It’s a bird! It’s a plane!
It’s shoes hanging over a lamppost!
I have a correction to make to my previous post where I shared the trauma of suffering my latest birthday. When I mentioned that my sister, Dovima, gifted me with a box of See’s dark chocolate, I had not yet opened the box and unbeknownst to me, my x-ray vision was malfunctioning. Yes, I was assuming there was dark chocolate within, and indeed there was dark chocolate within, but the dark chocolate within was See’s Almond Royals, dark chocolate caramels wrapped around large pieces of almond. Why am I compelled to mention this?

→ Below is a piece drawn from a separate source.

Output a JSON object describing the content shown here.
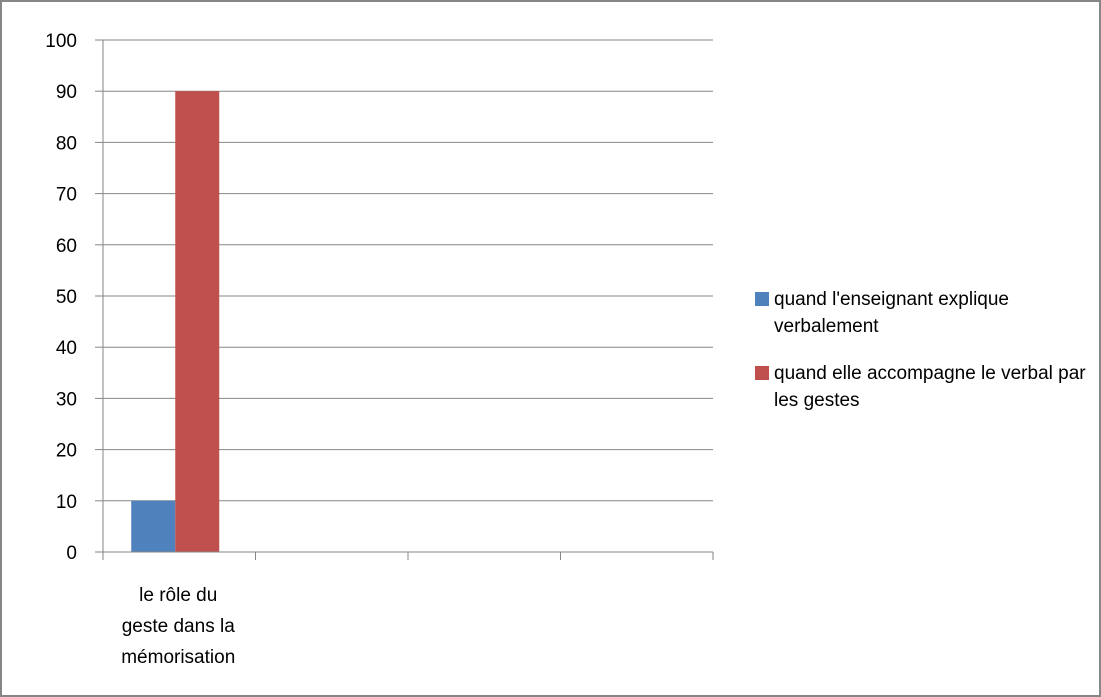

This is the dark chocolate equivalent of heroin.
Once I start eating them, I need another fix fast. These buttery sugar bombs are also instant dental death prompting me to invest in a new toothbrush. While walking up Broadway to do toothbrush shopping, I noticed the hanging sneakers.
Last month I published posts about tree bagging – shopping bags that somehow wind up tangled in the branches of a tree on my block. Trash in trees is not symbolic of much other than The Big Apple has so much garbage, it can even be found in the trees.
Shoe tossing is an altogether other kind of statement. Since I’m such a brilliant researcher and I know that the vast majority of you, my nine subscribers, visit this site purely for its vast educational component, I Googled “shoe tossing”. My results led me straight to Wikipedia.
Apparently shoe tossing is also known as shoe flinging or shoefiti. It can mean many things including the end of the school year, an upcoming marriage, a practical joke played on someone plastered, someone moving onto bigger and better things, a bullying tactic, an ad that crack and cocaine are sold here (the sneakers can be referred to as “Crack Tennies”), a sign of gang turf, a commemoration of a gang-related murder, etc.
My favorite explanation on Wikipedia is this one:
“Of course, only each individual shoe-thrower knows why his/her pair of shoes now hangs from a wire.”
Manhattan’s Upper West Side can be so banal; one of my long ago acquaintances referred to my ‘hood as being:
Long Ago Acquaintance: “As dull as Encino.”
Therefore those shoes hanging over that lamppost could simply mean that some chocolate smeared weasel just purchased a new toothbrush.
For the record, my sneaker of choice is the Jack Purcell badminton shoe – and I would never wear anything as hideous as those gunboats hanging from that lamppost.